Illustration: Ben Duffy/Sherdog.com
UFC 226 is now available on Amazon Prime.
Two of the Ultimate Fighting Championship’s hardest punchers will collide when Francis Ngannou takes on Derrick Lewis at UFC 226 this Saturday at the T-Mobile Arena in Las Vegas. No one expects it to go the distance. However, because of the stacked nature of the card, their heavyweight encounter has flown under the radar.
This edition of The Film Room puts their fight in the spotlight.
Hype vs. Reality
Ngannou was supposed to be the Next Big Thing, but a one-sided loss to heavyweight champion Stipe Miocic in January brought his hype train to a temporary halt. He looked completely lost in the grappling exchanges, gassed early and admitted his preparation for the fight was lacking. Despite the setback, Ngannou still possesses otherworldly power in both hands. One can only think he learned from his experience against Miocic.
Ngannou may not be the most skilled striker, but he gets by on power and aggression. He is built like a video game character and at times fights like one. Ngannou often sits back, waits for an opening and then blitzes forward with a sloppy combination, hoping to catch his opponent with just one of the strikes. He shows flashes of competent striking but tends to get too confident, forgets his technique and runs forward with wild hooks. Against Luis Henrique Barbosa de Oliveira, Ngannou landed a beautiful series of lead hooks and uppercuts before connecting with a lead uppercut that folded Henrique and finished the fight. Against Andrei Arlovski and Bojan Mihajlovic, he prompted stoppages but swung wildly and lacked the technique necessary to consistently succeed at the highest levels.
Despite his deficiencies, it is hard to criticize Ngannou’s style when he is authoring highlight-reel knockouts against legends of the sport.
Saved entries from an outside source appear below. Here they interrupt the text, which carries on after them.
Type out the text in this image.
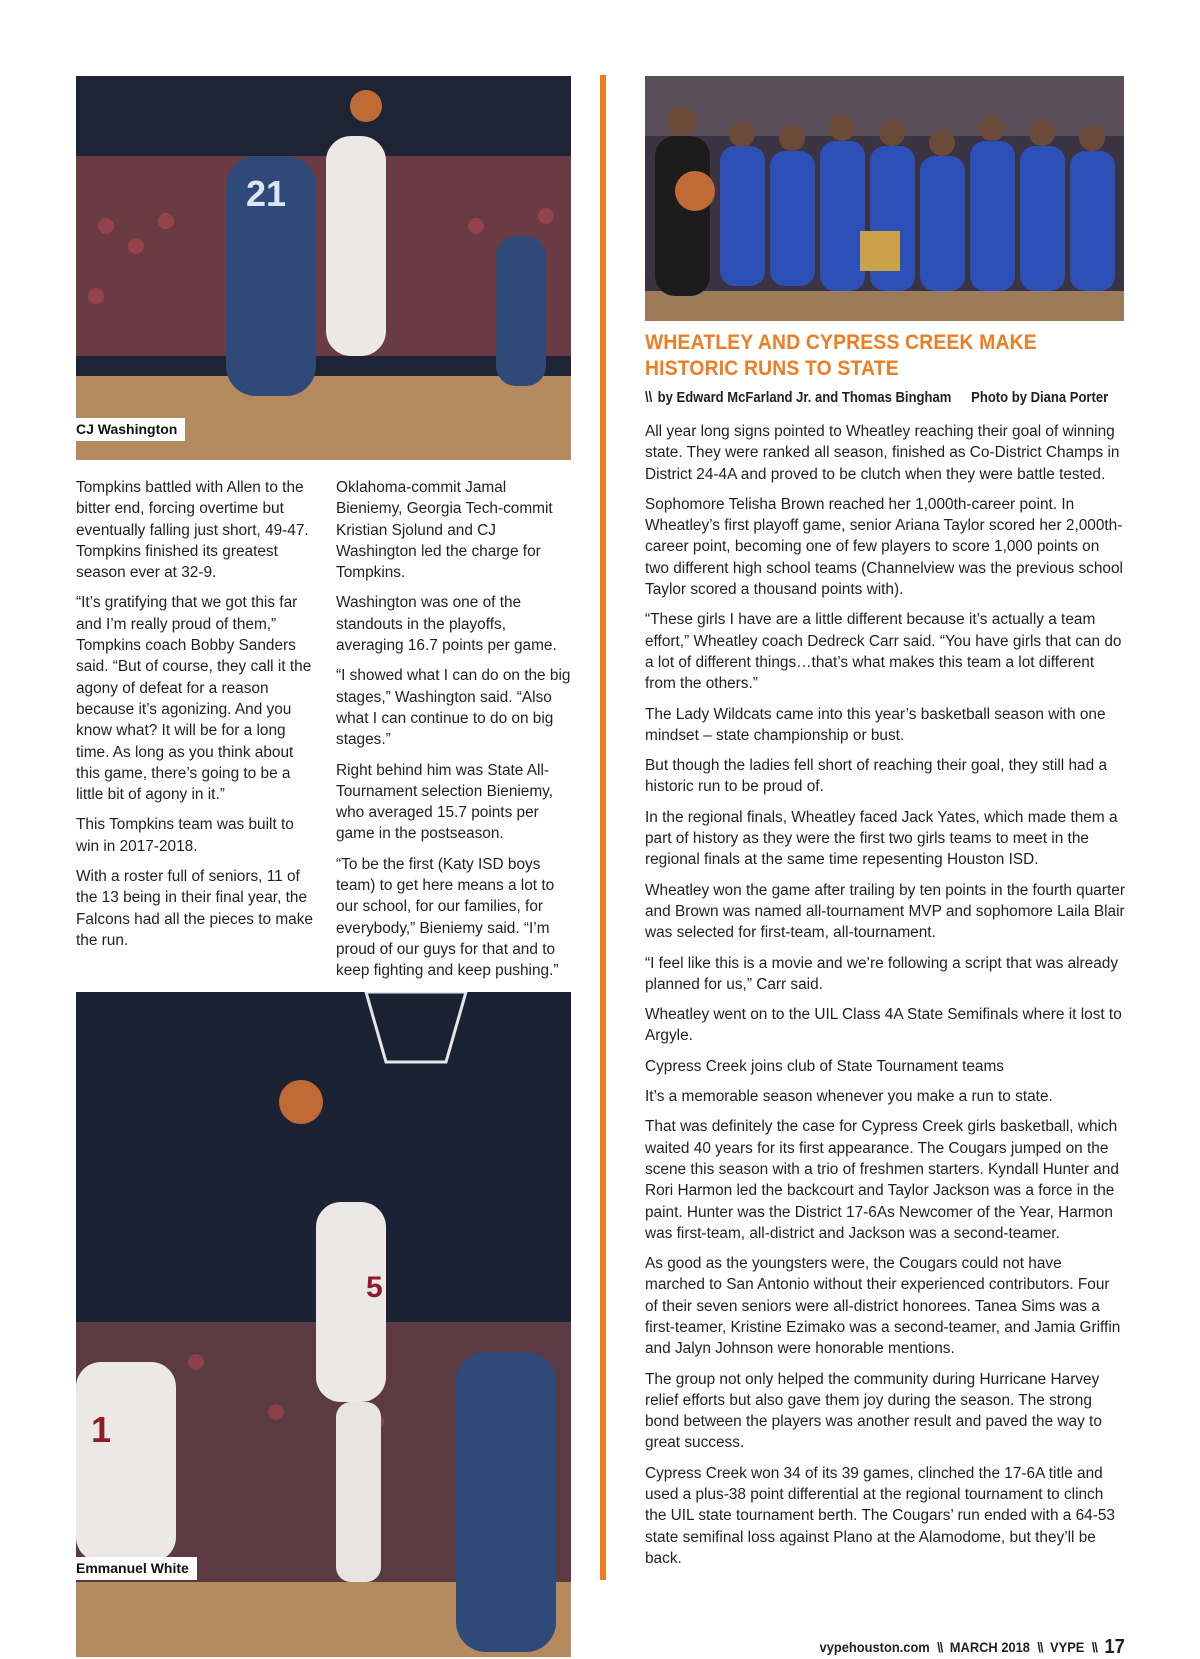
21
CJ Washington
5
1
Emmanuel White

Tompkins battled with Allen to the bitter end, forcing overtime but eventually falling just short, 49-47. Tompkins finished its greatest season ever at 32-9.

“It’s gratifying that we got this far and I’m really proud of them,” Tompkins coach Bobby Sanders said. “But of course, they call it the agony of defeat for a reason because it’s agonizing. And you know what? It will be for a long time. As long as you think about this game, there’s going to be a little bit of agony in it.”

This Tompkins team was built to win in 2017-2018.

With a roster full of seniors, 11 of the 13 being in their final year, the Falcons had all the pieces to make the run.

Oklahoma-commit Jamal Bieniemy, Georgia Tech-commit Kristian Sjolund and CJ Washington led the charge for Tompkins.

Washington was one of the standouts in the playoffs, averaging 16.7 points per game.

“I showed what I can do on the big stages,” Washington said. “Also what I can continue to do on big stages.”

Right behind him was State All-Tournament selection Bieniemy, who averaged 15.7 points per game in the postseason.

“To be the first (Katy ISD boys team) to get here means a lot to our school, for our families, for everybody,” Bieniemy said. “I’m proud of our guys for that and to keep fighting and keep pushing.”

WHEATLEY AND CYPRESS CREEK MAKE
HISTORIC RUNS TO STATE
\\ by Edward McFarland Jr. and Thomas Bingham Photo by Diana Porter

All year long signs pointed to Wheatley reaching their goal of winning state. They were ranked all season, finished as Co-District Champs in District 24-4A and proved to be clutch when they were battle tested.

Sophomore Telisha Brown reached her 1,000th-career point. In Wheatley’s first playoff game, senior Ariana Taylor scored her 2,000th-career point, becoming one of few players to score 1,000 points on two different high school teams (Channelview was the previous school Taylor scored a thousand points with).

“These girls I have are a little different because it’s actually a team effort,” Wheatley coach Dedreck Carr said. “You have girls that can do a lot of different things…that’s what makes this team a lot different from the others.”

The Lady Wildcats came into this year’s basketball season with one mindset – state championship or bust.

But though the ladies fell short of reaching their goal, they still had a historic run to be proud of.

In the regional finals, Wheatley faced Jack Yates, which made them a part of history as they were the first two girls teams to meet in the regional finals at the same time repesenting Houston ISD.

Wheatley won the game after trailing by ten points in the fourth quarter and Brown was named all-tournament MVP and sophomore Laila Blair was selected for first-team, all-tournament.

“I feel like this is a movie and we’re following a script that was already planned for us,” Carr said.

Wheatley went on to the UIL Class 4A State Semifinals where it lost to Argyle.

Cypress Creek joins club of State Tournament teams

It’s a memorable season whenever you make a run to state.

That was definitely the case for Cypress Creek girls basketball, which waited 40 years for its first appearance. The Cougars jumped on the scene this season with a trio of freshmen starters. Kyndall Hunter and Rori Harmon led the backcourt and Taylor Jackson was a force in the paint. Hunter was the District 17-6As Newcomer of the Year, Harmon was first-team, all-district and Jackson was a second-teamer.

As good as the youngsters were, the Cougars could not have marched to San Antonio without their experienced contributors. Four of their seven seniors were all-district honorees. Tanea Sims was a first-teamer, Kristine Ezimako was a second-teamer, and Jamia Griffin and Jalyn Johnson were honorable mentions.

The group not only helped the community during Hurricane Harvey relief efforts but also gave them joy during the season. The strong bond between the players was another result and paved the way to great success.

Cypress Creek won 34 of its 39 games, clinched the 17-6A title and used a plus-38 point differential at the regional tournament to clinch the UIL state tournament berth. The Cougars’ run ended with a 64-53 state semifinal loss against Plano at the Alamodome, but they’ll be back.

vypehouston.com \\ MARCH 2018 \\ VYPE \\ 17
Beating Alistair Overeem in his current form may not mean what it once did, but Ngannou’s knockout of the Dutchman was impressive nonetheless.
Although Ngannou’s grappling skills are less than stellar, we have seen him finish submissions with strength alone. He grabbed a kimura to defend a takedown from Anthony Hamilton but wound up in the knee-on-belly position from side control and completed the submission. While Ngannou may be known as a knockout artist, he does have four submission victories under his belt.
Before Ngannou arrived, Derrick Lewis was seen by many as the most formidable power puncher in the Ultimate Fighting Championship’s heavyweight division. “The Black Beast” has now been in the UFC for four years and has delivered his share of devastating knockouts against veterans and prospects alike.
Lewis and Ngannou have similar approaches to fighting: They like to stand and trade until someone gets knocked out. Lewis takes on a more tactical approach to this style, but at the end of the day, he steps into the cage to “swang and bang” and nothing else. Instead of trading in the center of the Octagon, Lewis likes to back his opponents to the cage and leave them no choice but to trade with him in the pocket.
Although he is the more technical fighter, Lewis also tends to get overexcited and start throwing wild hooks from his waist, with no setup or defense. He caught Roy Nelson -- only “Big Country’s” granite chin kept him upright -- with one of those aforementioned hooks, but in general, fighting like this at the highest levels will get one in trouble eventually.
What separates Lewis from Ngannou is his grappling ability. He does not have much of a grappling background, but he often finds himself in full mount -- a position from which he can drop relentless ground-and-pound until the job is done. In fact, most of his UFC knockouts have come on the ground. While it is not his preferred route, do not be surprised to see Lewis shoot for takedowns if the exchanges on the feet are not to his liking.